​

IT’S COMMON knowledge that computer systems are vulnerable to a multitude of attacks, but what may be less well known is that some of the attacks may occur even before those systems are purchased or assembled. Worse, preventing such problems may be extremely difficult, explains Marianne Swanson, author of Piloting Supply Chain Risk Management Practices for Federal Information Systems, a draft report from the National Institute for Standards and Technology (NIST).

“Bad things can get inserted early into the system,” says Swanson. But the tricky part is that the malware or virus may not be inserted into every piece on the production line; it may only be every 16th product. “So you could take a whole batch of these components and you could test [every second or third unit], and you might not hit the bad one,” she says. So it’s hard to know that you are free of any problem.

Moreover, while bad code can get inserted, it’s not just about malware, it may also be about substandard parts or used parts inserted without the buyer’s knowledge.

Increased globalization is putting computer systems even more at risk. “Accelerating trends in multinational mergers and acquisitions of information system suppliers and integrators is making it almost impossible to [rely on] corporate ownership and control alone as the basis for assuring supply chain security,” states the report. Swanson stresses the importance of holding vendors accountable for their own suppliers.

Hart Rossman, chief technology officer for cybersecurity solutions at SAIC, says the biggest mistake that companies are making is waiting until something bad happens, rather than recognizing the opportunity earlier on to prevent the problem. Rossman says many companies are also unfamiliar with the various parts of the supply chain, so they have little control.

Another mistake companies make, says Rossman, is being ill-equipped to deal with a problem when it occurs.
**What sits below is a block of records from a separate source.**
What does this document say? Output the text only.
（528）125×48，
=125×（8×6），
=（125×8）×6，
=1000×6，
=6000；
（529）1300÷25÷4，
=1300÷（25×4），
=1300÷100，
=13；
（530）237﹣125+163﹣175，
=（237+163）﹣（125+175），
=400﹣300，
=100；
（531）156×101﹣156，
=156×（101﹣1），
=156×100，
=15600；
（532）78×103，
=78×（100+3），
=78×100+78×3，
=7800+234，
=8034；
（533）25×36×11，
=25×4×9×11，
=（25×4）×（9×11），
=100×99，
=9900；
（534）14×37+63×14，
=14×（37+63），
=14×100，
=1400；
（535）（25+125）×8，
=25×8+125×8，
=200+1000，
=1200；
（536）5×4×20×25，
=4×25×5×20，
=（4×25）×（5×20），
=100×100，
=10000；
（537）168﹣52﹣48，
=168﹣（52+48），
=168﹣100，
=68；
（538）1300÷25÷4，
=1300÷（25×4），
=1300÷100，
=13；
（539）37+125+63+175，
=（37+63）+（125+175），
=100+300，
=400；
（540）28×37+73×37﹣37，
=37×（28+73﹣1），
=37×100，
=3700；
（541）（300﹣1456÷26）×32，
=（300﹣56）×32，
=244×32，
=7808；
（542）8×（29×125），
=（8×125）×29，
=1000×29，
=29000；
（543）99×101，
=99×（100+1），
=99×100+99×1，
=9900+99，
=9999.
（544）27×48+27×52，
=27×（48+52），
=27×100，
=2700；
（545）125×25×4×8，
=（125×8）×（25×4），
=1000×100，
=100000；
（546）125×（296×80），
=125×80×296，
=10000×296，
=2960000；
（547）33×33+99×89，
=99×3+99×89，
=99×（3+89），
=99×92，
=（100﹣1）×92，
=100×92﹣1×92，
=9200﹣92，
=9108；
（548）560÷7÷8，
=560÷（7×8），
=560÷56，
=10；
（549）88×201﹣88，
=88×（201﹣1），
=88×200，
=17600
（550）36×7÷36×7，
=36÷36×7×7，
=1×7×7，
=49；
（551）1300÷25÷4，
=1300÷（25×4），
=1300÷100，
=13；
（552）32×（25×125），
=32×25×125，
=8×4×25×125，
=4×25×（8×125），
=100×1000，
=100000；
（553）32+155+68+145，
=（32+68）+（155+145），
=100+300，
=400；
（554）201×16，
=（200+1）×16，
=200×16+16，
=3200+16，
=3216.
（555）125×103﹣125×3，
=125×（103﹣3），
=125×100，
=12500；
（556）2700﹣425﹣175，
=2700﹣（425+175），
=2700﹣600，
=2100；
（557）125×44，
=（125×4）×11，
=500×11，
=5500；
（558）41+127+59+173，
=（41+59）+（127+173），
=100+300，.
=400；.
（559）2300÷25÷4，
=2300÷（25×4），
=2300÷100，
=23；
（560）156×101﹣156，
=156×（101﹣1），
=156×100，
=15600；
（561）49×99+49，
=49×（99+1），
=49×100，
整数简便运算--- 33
Companies are often geared towards “responding to software vulnerability, like viruses or malware or phishing or spam attacks, so they’re not necessarily equipped to deal with hardware vulnerabilities or hardware compromise,” says Rossman.
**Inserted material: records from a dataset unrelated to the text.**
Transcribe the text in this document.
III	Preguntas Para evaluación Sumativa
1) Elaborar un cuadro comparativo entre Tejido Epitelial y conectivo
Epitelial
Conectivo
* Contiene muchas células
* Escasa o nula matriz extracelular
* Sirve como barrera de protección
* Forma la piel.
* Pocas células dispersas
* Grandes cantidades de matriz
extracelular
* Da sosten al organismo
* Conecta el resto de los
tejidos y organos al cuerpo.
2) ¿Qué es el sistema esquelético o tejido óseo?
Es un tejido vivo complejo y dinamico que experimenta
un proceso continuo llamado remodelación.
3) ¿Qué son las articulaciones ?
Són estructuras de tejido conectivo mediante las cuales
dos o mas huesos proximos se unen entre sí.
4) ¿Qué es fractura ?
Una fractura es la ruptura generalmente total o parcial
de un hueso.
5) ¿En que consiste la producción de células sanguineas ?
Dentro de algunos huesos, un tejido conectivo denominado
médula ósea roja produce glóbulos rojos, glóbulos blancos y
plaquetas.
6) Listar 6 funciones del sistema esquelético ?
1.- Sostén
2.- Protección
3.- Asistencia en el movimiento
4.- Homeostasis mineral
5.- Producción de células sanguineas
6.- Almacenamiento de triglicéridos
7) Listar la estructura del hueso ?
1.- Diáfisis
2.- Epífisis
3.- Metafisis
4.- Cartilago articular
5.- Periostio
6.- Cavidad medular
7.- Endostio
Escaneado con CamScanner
He adds that information security is not generally as connected with other departments in the organization, such as legal and acquisition, with whom they’ll have to interact for incident response. “Those incident response teams don’t, in most organizations today, have those relationships, have those tools and capabilities,” Rossman notes, though he says he is seeing some progress being made in that direction.

The report was developed for the Comprehensive National Cybersecurity Initiative 11, which aims to provide a multipronged approach to cybersecurity. Although the NIST recommendations were initially designed for critical federal computer systems, all of the recommendations can also apply to the private sector.

NIST recommends that information security, acquisition, legal, and other division stakeholders participate in decision-making from the conception phase onward. They should work together to provide oversight of suppliers and perform quality assurance. Swanson advises paying particular attention to procurement language so that vendors know what the company is looking for and to work with vendors that have good risk mitigation plans.

Rossman has helped develop a cyber supply-chain assurance model, which identifies vulnerabilities and interdependencies at each node of the international production chain, and he recommends a shared-risk approach with governance and accountability at different levels of the supply chain. This takes a physical-supply-chain approach and applies it to cybersecurity; it was meant in part to help educate stakeholders about the importance of the various joint responsibilities along the supply chain.